VINDH YA ADAPA 2014 Hometown: Clarksville, MD University of Maryland, BS, 11
At Penn Law, I truly received the opportunity to connect with my South Asian identity in an
amazing academic and professional setting. As the President of the South Asian Law Students Association, I had the privilege of helping lead activities that allowed South Asian students to
bond and interact. We sponsored prominent speaker events where leading South Asian lawyers helped us understand firsthand how our cultural identities can interact with our professional
ambitions. Diversity at Penn Law takes many shapes, sizes, and roles. I am a trained Western
Classical singer and have been singing and performing ever since I was a child. To be a part of
the Law School’s theatre group has been an incredible blessing, and an experience that has greatly enriched my legal education in such an unconventional way. Whether you want to be part of an affinity group, love to sing and act, or have another passion, Penn Law has it all. All you have to do is find your niche and carve a space for yourself, and if there isn’t already a niche out there, Penn gives you the freedom to make your own.
JEREMY PETTIT 2014 Hometown: Savannah, MO Brigham Young University, BA, 02
Penn encourages the expression of diverse viewpoints. Fall Semester of my 2L year I took
Professor Sarah Gordon’s upper-level Church and State class. Much of our modern free exercise jurisprudence has been developed in the wake of nineteenth-century cases involving the Church of Jesus Christ of Latter-day Saints (the Mormons), who were represented at the Supreme
Court by Penn’s own George Washington Biddle. As a Mormon student in the early twenty-first
century, I was encouraged to share my perspective. I enjoyed the frank exchange of viewpoints and opinions that Professor Gordon encouraged as she lectured and invited student commentary as a prominent Mormon ran for President of the United States. Having the opportunity to meet and
work with Professor Gordon as I worked on my comment has been one of the many highlights of being a Penn Law student.

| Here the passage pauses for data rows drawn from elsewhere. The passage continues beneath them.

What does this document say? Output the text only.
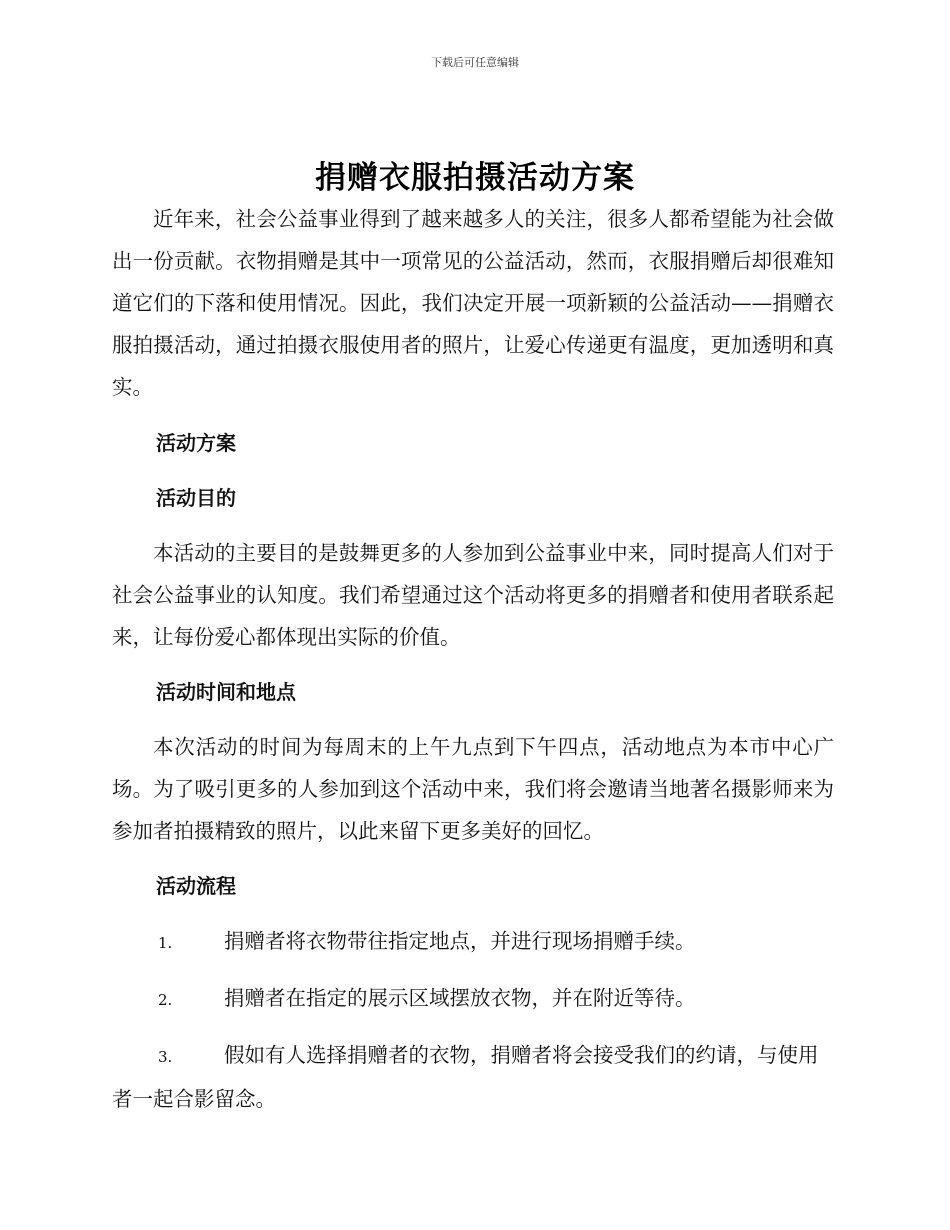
下载后可任意编辑
捐赠衣服拍摄活动方案

近年来，社会公益事业得到了越来越多人的关注，很多人都希望能为社会做出一份贡献。衣物捐赠是其中一项常见的公益活动，然而，衣服捐赠后却很难知道它们的下落和使用情况。因此，我们决定开展一项新颖的公益活动——捐赠衣服拍摄活动，通过拍摄衣服使用者的照片，让爱心传递更有温度，更加透明和真实。

活动方案
活动目的

本活动的主要目的是鼓舞更多的人参加到公益事业中来，同时提高人们对于社会公益事业的认知度。我们希望通过这个活动将更多的捐赠者和使用者联系起来，让每份爱心都体现出实际的价值。

活动时间和地点

本次活动的时间为每周末的上午九点到下午四点，活动地点为本市中心广场。为了吸引更多的人参加到这个活动中来，我们将会邀请当地著名摄影师来为参加者拍摄精致的照片，以此来留下更多美好的回忆。

活动流程
1.	捐赠者将衣物带往指定地点，并进行现场捐赠手续。
2.	捐赠者在指定的展示区域摆放衣物，并在附近等待。
3.	假如有人选择捐赠者的衣物，捐赠者将会接受我们的约请，与使用者一起合影留念。
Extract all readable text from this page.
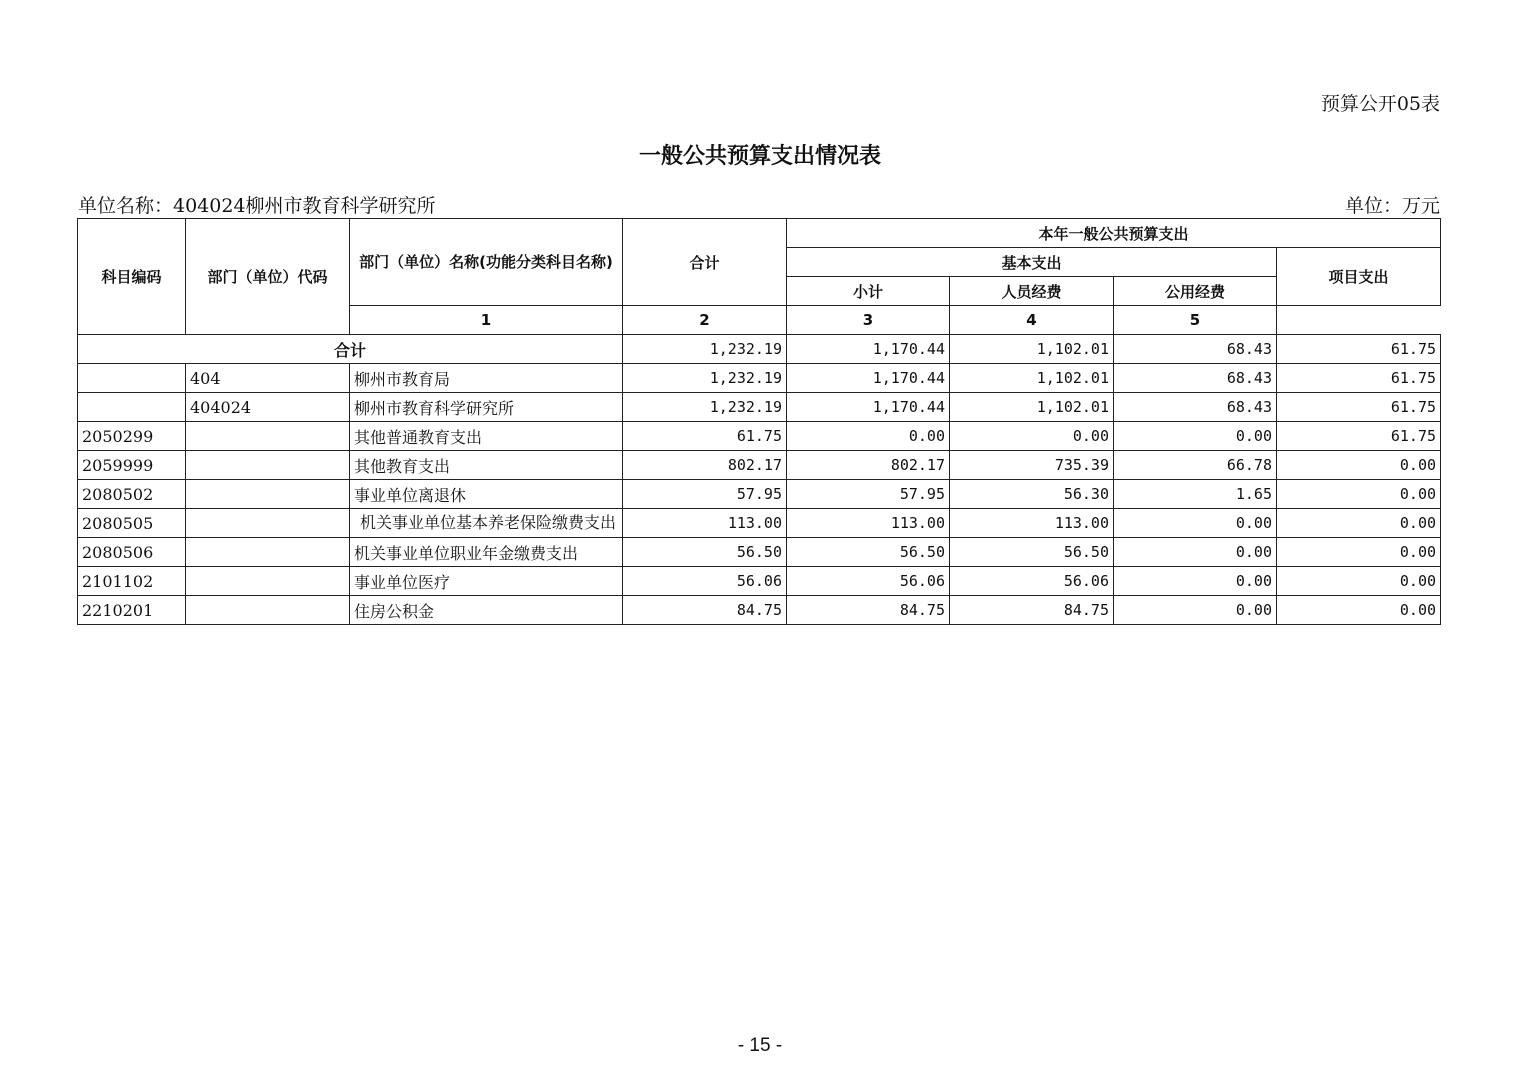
预算公开05表
一般公共预算支出情况表
单位名称：404024柳州市教育科学研究所	单位：万元
科目编码	部门（单位）代码	部门（单位）名称(功能分类科目名称)	合计	本年一般公共预算支出			
				基本支出			项目支出
				小计	人员经费	公用经费	
		1	2	3	4	5	
合计			1,232.19	1,170.44	1,102.01	68.43	61.75
	404	柳州市教育局	1,232.19	1,170.44	1,102.01	68.43	61.75
	404024	柳州市教育科学研究所	1,232.19	1,170.44	1,102.01	68.43	61.75
2050299		其他普通教育支出	61.75	0.00	0.00	0.00	61.75
2059999		其他教育支出	802.17	802.17	735.39	66.78	0.00
2080502		事业单位离退休	57.95	57.95	56.30	1.65	0.00
2080505		机关事业单位基本养老保险缴费支出	113.00	113.00	113.00	0.00	0.00
2080506		机关事业单位职业年金缴费支出	56.50	56.50	56.50	0.00	0.00
2101102		事业单位医疗	56.06	56.06	56.06	0.00	0.00
2210201		住房公积金	84.75	84.75	84.75	0.00	0.00
- 15 -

PREETI KRISHNAN 2015 Hometown: McLean, VA Georgetown University, BA, 11
One of the things that makes Penn Law such a great place to attend law school is the strength
and uniqueness of our amazing community. After my first year, I have realized that every single
one of my peers has something different to offer—and that’s what makes us all get along so well.
We are such a multidimensional group of individuals, diverse in our experiences and our interests. The genuine desire that each of us has to learn and grow from one another makes Penn Law distinct from all other law schools.

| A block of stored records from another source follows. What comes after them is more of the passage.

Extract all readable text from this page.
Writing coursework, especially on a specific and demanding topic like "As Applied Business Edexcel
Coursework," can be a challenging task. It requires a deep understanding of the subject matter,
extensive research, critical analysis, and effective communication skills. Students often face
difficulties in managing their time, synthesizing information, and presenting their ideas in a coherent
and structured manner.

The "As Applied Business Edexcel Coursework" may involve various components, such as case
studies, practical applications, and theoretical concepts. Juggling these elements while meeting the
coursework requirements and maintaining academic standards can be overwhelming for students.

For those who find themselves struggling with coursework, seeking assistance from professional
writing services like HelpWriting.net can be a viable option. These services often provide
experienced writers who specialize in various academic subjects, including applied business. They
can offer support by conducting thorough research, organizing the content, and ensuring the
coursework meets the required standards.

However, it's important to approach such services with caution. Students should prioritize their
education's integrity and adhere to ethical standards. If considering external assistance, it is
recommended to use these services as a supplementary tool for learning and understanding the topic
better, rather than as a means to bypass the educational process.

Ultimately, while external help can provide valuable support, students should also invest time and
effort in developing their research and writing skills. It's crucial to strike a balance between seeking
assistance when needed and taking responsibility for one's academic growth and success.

ALEJANDRO ESPITIA 2015 Hometown: Bogota, Colombia North Carolina Central University, BS, 12
There’s nothing like being an international JD student. So few of us enroll in American law schools that it is natural to be concerned about whether you will fit in. But at Penn I felt
welcome from day one! I quickly realized the great importance that the Law School places on diversity. My background and ideas turned out to be one of the stones forming the incredible
mosaic of individuals from all walks of life who make Penn one of the most inclusive law schools in the land.